We dilettantes of this leisurely age, we who are not spies, freedom fighters, prisoners of the state or even lackeys of a cruel king, we occupy ourselves with introspection, studying the entrails of our ratiocination. Cappuccinos at hand. Meanwhile, the tossing river over there burbles, as it has burbled now these past ten thousand thousand years.
2.
There are cougars in these hills, high on slanted slopes, ranged with forests of matchstick-straight lodgepole pines. Places where few men and women, much less boys and girls, have been of late, if ever. The cougars make their existence known by an absence: a chicken or two gone.
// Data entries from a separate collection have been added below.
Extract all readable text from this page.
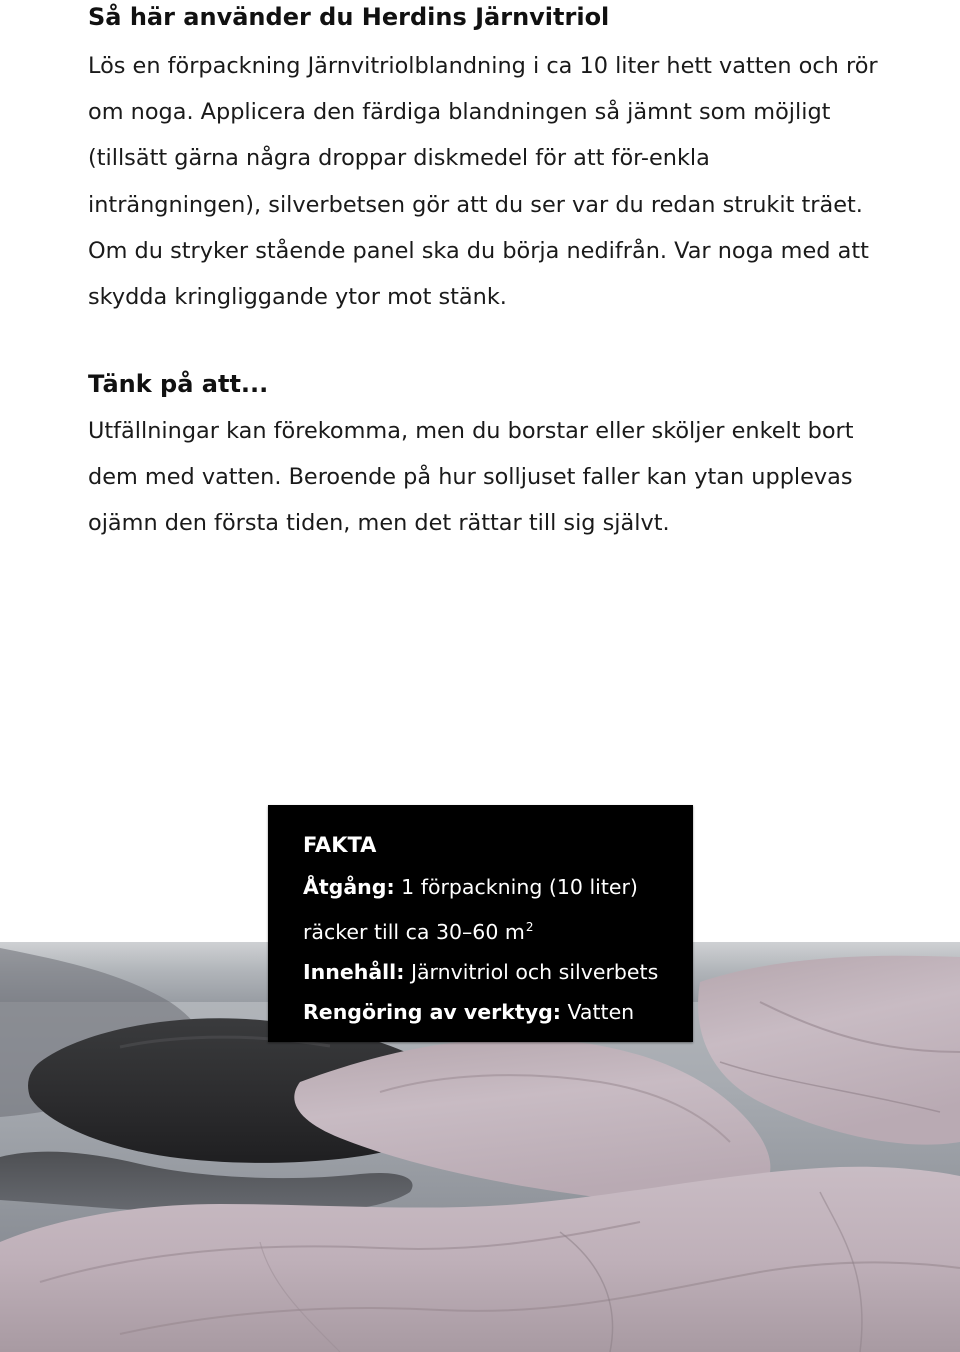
Så här använder du Herdins Järnvitriol

Lös en förpackning Järnvitriolblandning i ca 10 liter hett vatten och rör om noga. Applicera den färdiga blandningen så jämnt som möjligt (tillsätt gärna några droppar diskmedel för att för-enkla inträngningen), silverbetsen gör att du ser var du redan strukit träet. Om du stryker stående panel ska du börja nedifrån. Var noga med att skydda kringliggande ytor mot stänk.

Tänk på att...

Utfällningar kan förekomma, men du borstar eller sköljer enkelt bort dem med vatten. Beroende på hur solljuset faller kan ytan upplevas ojämn den första tiden, men det rättar till sig självt.

FAKTA

Åtgång: 1 förpackning (10 liter)

räcker till ca 30–60 $m^2$

Innehåll: Järnvitriol och silverbets

Rengöring av verktyg: Vatten
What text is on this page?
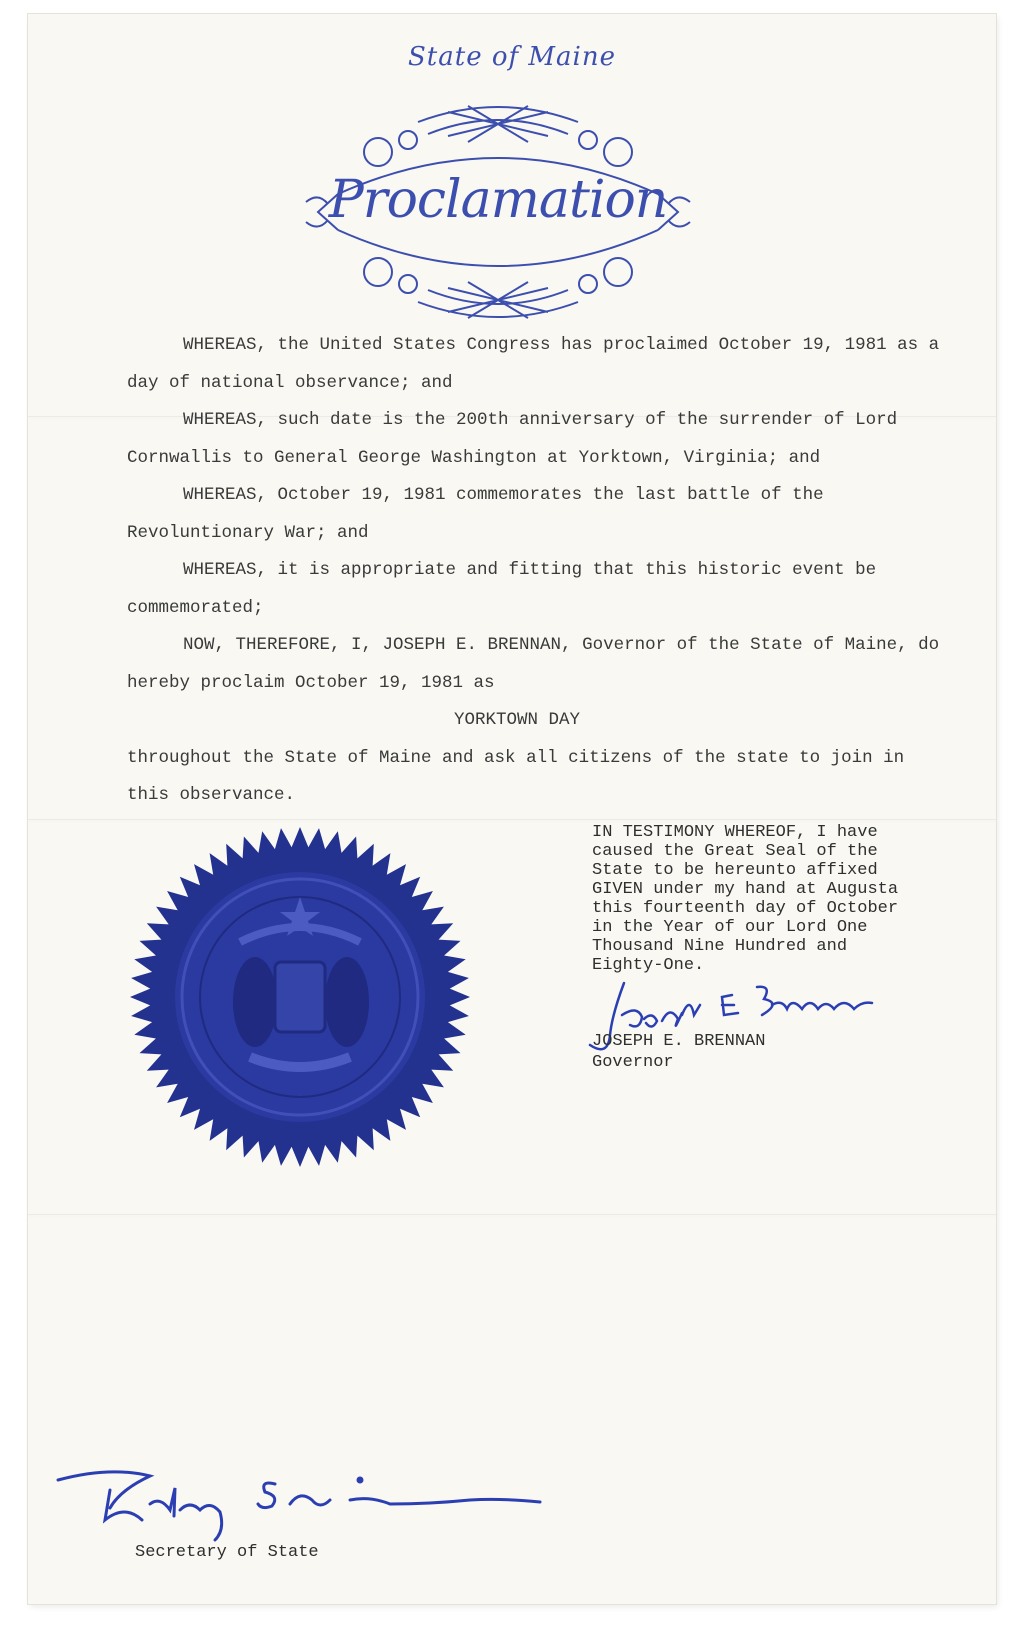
State of Maine
Proclamation

WHEREAS, the United States Congress has proclaimed October 19, 1981 as a day of national observance; and

WHEREAS, such date is the 200th anniversary of the surrender of Lord Cornwallis to General George Washington at Yorktown, Virginia; and

WHEREAS, October 19, 1981 commemorates the last battle of the Revoluntionary War; and

WHEREAS, it is appropriate and fitting that this historic event be commemorated;

NOW, THEREFORE, I, JOSEPH E. BRENNAN, Governor of the State of Maine, do hereby proclaim October 19, 1981 as

YORKTOWN DAY

throughout the State of Maine and ask all citizens of the state to join in this observance.

IN TESTIMONY WHEREOF, I have
caused the Great Seal of the
State to be hereunto affixed
GIVEN under my hand at Augusta
this fourteenth day of October
in the Year of our Lord One
Thousand Nine Hundred and
Eighty-One.
JOSEPH E. BRENNAN
Governor
Secretary of State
The pad of their feet in the mountain dark quieter, more methodical, than the tap-tap-tap of this computer’s keys.
3.
I am, he says again, too old for this. My moment passed while I was busy doing something else, probably rustling the quilt, hand between my legs. Meanwhile, the wind whispers its life story at my back. The papery rustle of the magpie’s white wings catch my eye. Like a streak of ink, its black body bolts across a field of winter wheat.
4.
I tell myself: Remain open. Present. Keep words to a minimum, fully cognize the shape of things before your two eyes. The shape of a woman — curvaceous below, breastless above in thrilling fashion, like a muscled Olympian — takes his eye off the page. Off the prize. Which is — what? Acclaim is the evening drunk; its evaporation, the morning after.
5.
The moment has indeed passed. All that’s left — and this is not insignificant — areĀ the many, many moments which remain.